4. My favorite part of the coffee is the Almond Joy creamer I'm going to put in it. When International Delights takes away this "seasonal" invention, I'm going to cry real tears. But also, Dunkin Donuts Dark Brew is way better than the standard Dunkin Donuts Brew. There's more body to it to hold up to my sweet creamer. And sludge. I love coffee sludge because it means my coffee is appropriately strong. Like you can walk on it without Jesus' help.
5. There's a red helium heart balloon still floating around in my living room because the thing won't die and I can't bring myself to end its life before its time is up. But every time I look at it, I feel guilty because the lady who sent it to me wants to get it on in a bow-chicka-bowwow kind of way that I'm just not feeling.
6. I'm actually looking at the jar of peanut butter I keep by my chair where I work as though it will give me inspiration for another point on my ten things right now list, because I think maybe choosing ten things was a little over ambitious of me, but now that I've committed, I won't back down. Speak to me, Jiff.

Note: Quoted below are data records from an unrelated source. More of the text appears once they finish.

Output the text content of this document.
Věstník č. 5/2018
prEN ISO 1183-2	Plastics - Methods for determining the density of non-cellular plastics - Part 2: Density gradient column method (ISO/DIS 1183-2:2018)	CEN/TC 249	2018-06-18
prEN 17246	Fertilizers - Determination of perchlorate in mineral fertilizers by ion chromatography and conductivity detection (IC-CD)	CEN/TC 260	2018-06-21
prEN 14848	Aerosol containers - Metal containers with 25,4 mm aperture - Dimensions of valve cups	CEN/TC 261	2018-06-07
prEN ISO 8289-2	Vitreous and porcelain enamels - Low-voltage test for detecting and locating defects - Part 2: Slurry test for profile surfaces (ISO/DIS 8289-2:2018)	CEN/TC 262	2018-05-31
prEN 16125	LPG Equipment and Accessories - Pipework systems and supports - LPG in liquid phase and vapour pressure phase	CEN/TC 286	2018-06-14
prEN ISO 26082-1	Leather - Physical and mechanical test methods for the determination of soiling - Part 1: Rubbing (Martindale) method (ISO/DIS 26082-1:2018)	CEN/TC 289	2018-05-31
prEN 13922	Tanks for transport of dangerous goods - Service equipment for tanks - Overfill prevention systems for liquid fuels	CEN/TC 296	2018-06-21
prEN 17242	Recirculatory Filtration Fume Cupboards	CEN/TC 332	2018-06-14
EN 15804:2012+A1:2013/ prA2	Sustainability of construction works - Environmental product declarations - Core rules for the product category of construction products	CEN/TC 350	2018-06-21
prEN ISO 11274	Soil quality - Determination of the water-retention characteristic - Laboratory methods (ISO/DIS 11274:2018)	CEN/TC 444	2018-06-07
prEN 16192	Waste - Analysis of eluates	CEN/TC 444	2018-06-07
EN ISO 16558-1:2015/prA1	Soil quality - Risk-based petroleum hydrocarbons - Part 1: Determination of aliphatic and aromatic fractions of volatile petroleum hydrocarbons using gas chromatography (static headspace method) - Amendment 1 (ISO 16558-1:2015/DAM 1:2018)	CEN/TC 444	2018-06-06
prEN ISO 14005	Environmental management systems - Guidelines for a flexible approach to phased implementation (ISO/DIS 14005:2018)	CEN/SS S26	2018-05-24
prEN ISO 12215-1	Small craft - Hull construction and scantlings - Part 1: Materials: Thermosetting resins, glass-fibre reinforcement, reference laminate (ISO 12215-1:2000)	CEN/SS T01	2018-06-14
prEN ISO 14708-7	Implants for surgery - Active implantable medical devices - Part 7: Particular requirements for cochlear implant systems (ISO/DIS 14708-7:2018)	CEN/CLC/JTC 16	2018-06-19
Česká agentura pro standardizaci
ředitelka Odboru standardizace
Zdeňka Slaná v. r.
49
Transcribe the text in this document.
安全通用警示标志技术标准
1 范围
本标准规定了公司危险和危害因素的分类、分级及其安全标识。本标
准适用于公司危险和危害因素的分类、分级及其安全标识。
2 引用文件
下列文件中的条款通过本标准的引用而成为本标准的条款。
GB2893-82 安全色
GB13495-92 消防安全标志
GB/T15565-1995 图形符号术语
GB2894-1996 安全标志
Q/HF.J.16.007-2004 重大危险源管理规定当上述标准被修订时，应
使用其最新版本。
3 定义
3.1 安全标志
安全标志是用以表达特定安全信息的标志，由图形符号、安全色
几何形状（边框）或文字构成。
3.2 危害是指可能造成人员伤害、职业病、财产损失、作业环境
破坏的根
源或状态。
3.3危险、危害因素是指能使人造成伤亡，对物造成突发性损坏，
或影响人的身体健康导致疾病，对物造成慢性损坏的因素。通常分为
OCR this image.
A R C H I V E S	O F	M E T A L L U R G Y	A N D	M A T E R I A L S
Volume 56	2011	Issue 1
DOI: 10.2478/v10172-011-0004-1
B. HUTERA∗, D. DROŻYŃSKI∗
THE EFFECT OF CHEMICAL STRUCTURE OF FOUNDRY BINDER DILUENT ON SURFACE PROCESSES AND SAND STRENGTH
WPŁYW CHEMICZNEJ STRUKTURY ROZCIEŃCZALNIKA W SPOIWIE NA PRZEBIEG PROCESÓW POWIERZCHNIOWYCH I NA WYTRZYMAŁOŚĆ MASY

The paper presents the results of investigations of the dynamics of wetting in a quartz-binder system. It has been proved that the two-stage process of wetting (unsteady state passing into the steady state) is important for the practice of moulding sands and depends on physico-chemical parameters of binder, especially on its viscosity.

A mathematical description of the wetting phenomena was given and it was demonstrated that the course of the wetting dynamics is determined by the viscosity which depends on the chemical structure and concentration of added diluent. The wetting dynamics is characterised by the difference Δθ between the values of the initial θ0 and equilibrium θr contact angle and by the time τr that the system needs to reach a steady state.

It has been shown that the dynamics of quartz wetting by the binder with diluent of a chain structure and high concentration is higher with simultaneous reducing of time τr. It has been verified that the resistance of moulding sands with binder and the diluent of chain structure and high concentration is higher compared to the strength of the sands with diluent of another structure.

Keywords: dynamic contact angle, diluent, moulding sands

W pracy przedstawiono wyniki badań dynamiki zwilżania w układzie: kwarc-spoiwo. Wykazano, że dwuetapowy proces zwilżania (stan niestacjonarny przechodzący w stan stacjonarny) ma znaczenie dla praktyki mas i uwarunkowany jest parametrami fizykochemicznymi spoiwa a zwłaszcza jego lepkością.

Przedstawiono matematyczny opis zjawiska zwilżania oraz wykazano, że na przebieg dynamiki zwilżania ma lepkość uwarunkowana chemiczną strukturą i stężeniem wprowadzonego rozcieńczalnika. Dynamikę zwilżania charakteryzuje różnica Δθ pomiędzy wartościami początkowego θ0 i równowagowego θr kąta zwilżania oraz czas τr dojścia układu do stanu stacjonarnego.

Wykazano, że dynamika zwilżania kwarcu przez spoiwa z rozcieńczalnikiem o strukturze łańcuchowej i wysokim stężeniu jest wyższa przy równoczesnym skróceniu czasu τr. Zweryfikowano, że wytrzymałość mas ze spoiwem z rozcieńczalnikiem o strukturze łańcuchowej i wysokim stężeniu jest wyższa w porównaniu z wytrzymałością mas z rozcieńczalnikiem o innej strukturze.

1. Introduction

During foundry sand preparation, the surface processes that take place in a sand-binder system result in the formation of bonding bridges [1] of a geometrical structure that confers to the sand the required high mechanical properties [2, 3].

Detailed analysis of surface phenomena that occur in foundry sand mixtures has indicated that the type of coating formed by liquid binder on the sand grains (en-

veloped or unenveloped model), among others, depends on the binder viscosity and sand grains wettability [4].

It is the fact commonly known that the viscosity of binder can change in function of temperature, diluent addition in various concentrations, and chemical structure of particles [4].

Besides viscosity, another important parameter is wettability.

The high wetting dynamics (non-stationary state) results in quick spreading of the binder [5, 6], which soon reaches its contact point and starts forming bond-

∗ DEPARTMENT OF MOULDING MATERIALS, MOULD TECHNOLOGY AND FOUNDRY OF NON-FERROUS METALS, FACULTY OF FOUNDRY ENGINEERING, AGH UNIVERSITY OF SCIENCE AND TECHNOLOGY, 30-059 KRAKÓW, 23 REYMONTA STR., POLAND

7. My daughter woke up this morning and her first words were, "Mom, what is Crying Mother Three?" And I said, "Really sad." She's all, "But I had a dream about it and it meant something. I thought you'd know." To which I answered, "It must be sad to make three mothers dissolve into tears." And then my older daughter said, "You've seen Crying Mother and Crying Mother II, now in theaters Friday it's Crying Mother Three in 3D." And added in her normal voice, "Why would anyone want to see two hours of a woman sobbing uncontrollably." This is how I started my morning.
8. I woke up with, and cannot shake (GUH!) the granola ad song, "My heart skips a beat. My heart skips a beat. My heart is playing tricks on me..." and that's all I remember of it so it keeps replaying. And now that I think about it, if your food is causing heart palpitations, maybe you shouldn't be eating it. Consult your doctor before taking on a new diet regiment that could result in arrhythmia, y'all.
Brian Froud, that my fairy guide ought to be a laughing naked fairy girl with wings and some cute furry creatures, but it's not. It's a squat round dude with pointy ears and he looks like this (because I drew him). And now I'm wondering if it's a subconscious reflection on how I see myself.
10. I love watching The Biggest Loser, but every time I turn it on, I'm eating something. Like dinner. Or crap I shouldn't be eating and then I feel guilty about eating and telling them via the TV that they're complainers and should be trying harder because their lives are at stake, yo! Which then I feel bad about and put what I'm eating away so that I'm not a complete hypocrite because maybe I belong on that show.
And there you have it. The deep thoughts of Mia on a Thursday morning. You could get lost in there so I hope you took a flashlight.